Discussion
Device interrogation showed stable overall capture thresholds and impedances. Lead dislocation was excluded by means of chest X-ray showing normal position of atrial and ventricular leads, fully similar to previous X-rays. These findings support the hypothesis that the found interference signal was of external origin.
Upon closer examination of the ICD-interrogation showed a few instances of different interpretations of the interference signal by the ICD (figure 1).
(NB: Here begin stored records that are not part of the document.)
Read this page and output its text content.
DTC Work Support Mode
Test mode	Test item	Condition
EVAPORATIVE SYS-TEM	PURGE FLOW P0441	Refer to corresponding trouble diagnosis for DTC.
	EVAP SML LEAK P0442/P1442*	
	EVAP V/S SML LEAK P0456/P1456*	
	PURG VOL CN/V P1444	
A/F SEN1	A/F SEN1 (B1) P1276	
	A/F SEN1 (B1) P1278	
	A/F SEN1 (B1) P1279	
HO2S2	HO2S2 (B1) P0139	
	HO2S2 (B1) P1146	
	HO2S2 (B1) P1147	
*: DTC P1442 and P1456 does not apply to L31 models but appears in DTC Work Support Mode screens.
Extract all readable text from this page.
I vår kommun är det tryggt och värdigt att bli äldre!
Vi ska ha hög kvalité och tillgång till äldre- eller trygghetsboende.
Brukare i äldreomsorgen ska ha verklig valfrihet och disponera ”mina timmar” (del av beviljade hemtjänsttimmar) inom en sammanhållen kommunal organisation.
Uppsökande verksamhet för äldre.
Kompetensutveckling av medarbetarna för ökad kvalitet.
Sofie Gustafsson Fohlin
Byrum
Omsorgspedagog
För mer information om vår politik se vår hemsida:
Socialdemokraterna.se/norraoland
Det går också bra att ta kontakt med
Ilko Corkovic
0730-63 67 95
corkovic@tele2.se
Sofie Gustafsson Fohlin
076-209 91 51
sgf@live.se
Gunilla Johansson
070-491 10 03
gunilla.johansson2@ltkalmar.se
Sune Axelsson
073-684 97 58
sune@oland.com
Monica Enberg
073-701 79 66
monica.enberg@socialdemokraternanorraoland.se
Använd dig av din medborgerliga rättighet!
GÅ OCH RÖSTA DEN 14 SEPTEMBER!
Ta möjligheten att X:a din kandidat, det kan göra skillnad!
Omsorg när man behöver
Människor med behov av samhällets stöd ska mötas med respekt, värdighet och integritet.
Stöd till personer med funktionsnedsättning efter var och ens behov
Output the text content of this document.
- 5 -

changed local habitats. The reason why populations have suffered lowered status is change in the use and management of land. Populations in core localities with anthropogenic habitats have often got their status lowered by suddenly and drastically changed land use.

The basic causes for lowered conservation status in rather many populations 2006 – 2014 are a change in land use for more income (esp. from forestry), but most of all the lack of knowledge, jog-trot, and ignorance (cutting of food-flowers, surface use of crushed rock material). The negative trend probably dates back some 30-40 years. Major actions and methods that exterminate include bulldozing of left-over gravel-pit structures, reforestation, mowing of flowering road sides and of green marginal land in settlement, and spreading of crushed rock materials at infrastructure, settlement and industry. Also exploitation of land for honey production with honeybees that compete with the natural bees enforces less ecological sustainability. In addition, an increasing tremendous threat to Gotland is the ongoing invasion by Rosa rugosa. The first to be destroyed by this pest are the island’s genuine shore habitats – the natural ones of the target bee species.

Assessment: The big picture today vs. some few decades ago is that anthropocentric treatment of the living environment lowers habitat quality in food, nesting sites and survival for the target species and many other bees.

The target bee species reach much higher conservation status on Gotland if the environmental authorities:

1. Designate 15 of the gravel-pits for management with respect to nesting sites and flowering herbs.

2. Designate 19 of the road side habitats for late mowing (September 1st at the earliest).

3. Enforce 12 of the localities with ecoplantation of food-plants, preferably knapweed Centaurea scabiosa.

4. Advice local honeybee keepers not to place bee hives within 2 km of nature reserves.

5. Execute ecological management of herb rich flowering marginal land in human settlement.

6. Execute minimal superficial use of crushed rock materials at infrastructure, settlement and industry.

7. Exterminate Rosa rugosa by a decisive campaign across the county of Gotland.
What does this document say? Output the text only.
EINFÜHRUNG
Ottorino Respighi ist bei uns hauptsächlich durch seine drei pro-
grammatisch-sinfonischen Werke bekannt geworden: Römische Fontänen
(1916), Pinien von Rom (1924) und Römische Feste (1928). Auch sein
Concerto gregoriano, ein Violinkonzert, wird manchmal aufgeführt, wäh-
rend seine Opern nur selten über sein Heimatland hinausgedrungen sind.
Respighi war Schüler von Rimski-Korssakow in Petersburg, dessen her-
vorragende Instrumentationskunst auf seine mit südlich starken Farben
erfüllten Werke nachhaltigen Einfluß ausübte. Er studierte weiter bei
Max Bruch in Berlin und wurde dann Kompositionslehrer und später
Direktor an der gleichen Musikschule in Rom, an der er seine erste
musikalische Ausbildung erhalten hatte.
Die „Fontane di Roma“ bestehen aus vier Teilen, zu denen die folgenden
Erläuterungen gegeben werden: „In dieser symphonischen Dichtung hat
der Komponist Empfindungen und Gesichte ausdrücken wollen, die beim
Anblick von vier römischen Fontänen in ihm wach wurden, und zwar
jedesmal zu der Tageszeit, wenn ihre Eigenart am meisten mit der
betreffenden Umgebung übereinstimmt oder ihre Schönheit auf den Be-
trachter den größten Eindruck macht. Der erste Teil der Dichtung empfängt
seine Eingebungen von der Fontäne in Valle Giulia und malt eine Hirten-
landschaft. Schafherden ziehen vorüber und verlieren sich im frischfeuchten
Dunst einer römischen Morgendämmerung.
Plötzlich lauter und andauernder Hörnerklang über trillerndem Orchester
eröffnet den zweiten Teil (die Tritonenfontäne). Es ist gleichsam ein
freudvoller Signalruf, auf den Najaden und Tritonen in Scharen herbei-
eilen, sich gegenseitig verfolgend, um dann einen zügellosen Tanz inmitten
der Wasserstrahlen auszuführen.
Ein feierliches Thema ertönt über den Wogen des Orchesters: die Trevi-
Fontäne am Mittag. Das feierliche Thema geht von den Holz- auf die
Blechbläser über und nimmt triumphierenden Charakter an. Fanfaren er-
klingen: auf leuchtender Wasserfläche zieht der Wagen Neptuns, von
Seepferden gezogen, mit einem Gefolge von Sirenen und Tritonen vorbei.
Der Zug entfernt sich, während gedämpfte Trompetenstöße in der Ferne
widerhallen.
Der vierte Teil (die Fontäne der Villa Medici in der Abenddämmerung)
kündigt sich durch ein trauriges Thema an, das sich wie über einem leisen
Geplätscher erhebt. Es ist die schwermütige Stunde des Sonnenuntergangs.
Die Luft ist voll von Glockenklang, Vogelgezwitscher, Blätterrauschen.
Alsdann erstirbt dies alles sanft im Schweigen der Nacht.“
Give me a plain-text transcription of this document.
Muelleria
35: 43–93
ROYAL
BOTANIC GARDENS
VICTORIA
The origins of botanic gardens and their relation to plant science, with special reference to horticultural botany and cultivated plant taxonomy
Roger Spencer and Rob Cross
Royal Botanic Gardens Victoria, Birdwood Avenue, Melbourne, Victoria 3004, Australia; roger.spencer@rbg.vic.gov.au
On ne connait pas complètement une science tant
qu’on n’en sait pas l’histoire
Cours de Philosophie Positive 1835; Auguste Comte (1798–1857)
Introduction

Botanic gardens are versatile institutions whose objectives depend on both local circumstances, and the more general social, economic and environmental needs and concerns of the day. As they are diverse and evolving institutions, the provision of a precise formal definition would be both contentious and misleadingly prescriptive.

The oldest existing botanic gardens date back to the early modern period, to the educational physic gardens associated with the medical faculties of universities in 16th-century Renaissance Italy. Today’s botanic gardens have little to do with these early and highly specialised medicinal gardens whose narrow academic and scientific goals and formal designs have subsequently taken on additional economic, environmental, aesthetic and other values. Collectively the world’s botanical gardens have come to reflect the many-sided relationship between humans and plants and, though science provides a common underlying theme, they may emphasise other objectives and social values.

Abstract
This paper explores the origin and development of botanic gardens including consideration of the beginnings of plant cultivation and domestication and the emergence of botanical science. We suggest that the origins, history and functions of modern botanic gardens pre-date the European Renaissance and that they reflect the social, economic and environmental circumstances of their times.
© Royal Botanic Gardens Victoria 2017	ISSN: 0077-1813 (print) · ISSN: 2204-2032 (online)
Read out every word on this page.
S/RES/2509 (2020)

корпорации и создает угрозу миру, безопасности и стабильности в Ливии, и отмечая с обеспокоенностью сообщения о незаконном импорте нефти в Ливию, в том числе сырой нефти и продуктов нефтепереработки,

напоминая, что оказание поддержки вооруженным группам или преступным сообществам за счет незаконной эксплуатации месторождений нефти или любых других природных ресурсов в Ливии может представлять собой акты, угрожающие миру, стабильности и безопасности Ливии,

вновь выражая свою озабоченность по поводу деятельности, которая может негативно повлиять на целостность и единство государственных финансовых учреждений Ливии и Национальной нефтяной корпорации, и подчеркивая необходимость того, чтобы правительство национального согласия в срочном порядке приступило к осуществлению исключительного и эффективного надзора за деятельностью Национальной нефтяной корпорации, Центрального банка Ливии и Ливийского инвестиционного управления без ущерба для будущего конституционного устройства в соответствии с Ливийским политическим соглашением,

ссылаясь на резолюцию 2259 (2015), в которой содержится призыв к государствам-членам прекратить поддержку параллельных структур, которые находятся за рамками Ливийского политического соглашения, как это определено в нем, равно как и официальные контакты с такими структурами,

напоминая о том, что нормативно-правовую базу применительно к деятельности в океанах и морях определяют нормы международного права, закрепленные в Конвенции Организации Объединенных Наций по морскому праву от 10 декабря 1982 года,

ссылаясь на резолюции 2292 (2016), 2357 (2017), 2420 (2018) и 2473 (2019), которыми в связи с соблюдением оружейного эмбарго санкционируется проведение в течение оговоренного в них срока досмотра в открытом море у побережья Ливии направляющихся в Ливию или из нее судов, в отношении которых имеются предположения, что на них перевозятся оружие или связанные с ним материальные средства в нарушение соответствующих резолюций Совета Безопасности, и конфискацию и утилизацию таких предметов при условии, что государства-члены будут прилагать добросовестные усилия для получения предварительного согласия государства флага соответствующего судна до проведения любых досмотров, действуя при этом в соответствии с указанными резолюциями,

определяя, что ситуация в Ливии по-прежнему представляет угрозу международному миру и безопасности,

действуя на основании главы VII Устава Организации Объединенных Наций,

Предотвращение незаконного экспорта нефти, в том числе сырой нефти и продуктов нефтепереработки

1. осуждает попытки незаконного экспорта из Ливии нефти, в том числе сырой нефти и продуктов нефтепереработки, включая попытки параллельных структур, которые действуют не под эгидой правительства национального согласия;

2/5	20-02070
The main concerns that remained were:
  1. (Near-)Syncope caused by asystole / bradycardia due to inhibition of pacing
  2. Oversensing induced inappropriate tachy therapy or even shocks
The chosen solution was programming separate levels of sensitivity for the detection of bradycardia and tachycardia providing different responses to the same noise signal. The sensitivity threshold for bradycardia detection was elevated to a level above the amplitude of the recurrent noise signal (i.e. 1mV). This significantly reduces the risk inappropriate inhibition of ventricular pacing resulting in asystole and danger of fainting. In addition, the sensitivity threshold for tachycardia detection was kept below the amplitude of the noise signal. By doing so the noise could still be monitored for change in amplitude or duration. And raising the sensitivity threshold for detecting tachycardia would also have introduced the danger of undersensing ventricular arrhythmias, especially ventricular fibrillation.
In this particular case, the SecureSenseā„¢ algorithm was successful in distinguishing noise from true high rate ventricular episodes and thereby provided the ability to withhold tachycardia therapy in the presence of the recurrent interference signal. To further reduce the risk of inappropriate shocks the incount for ventricular tachycardia was increased to 50 intervals.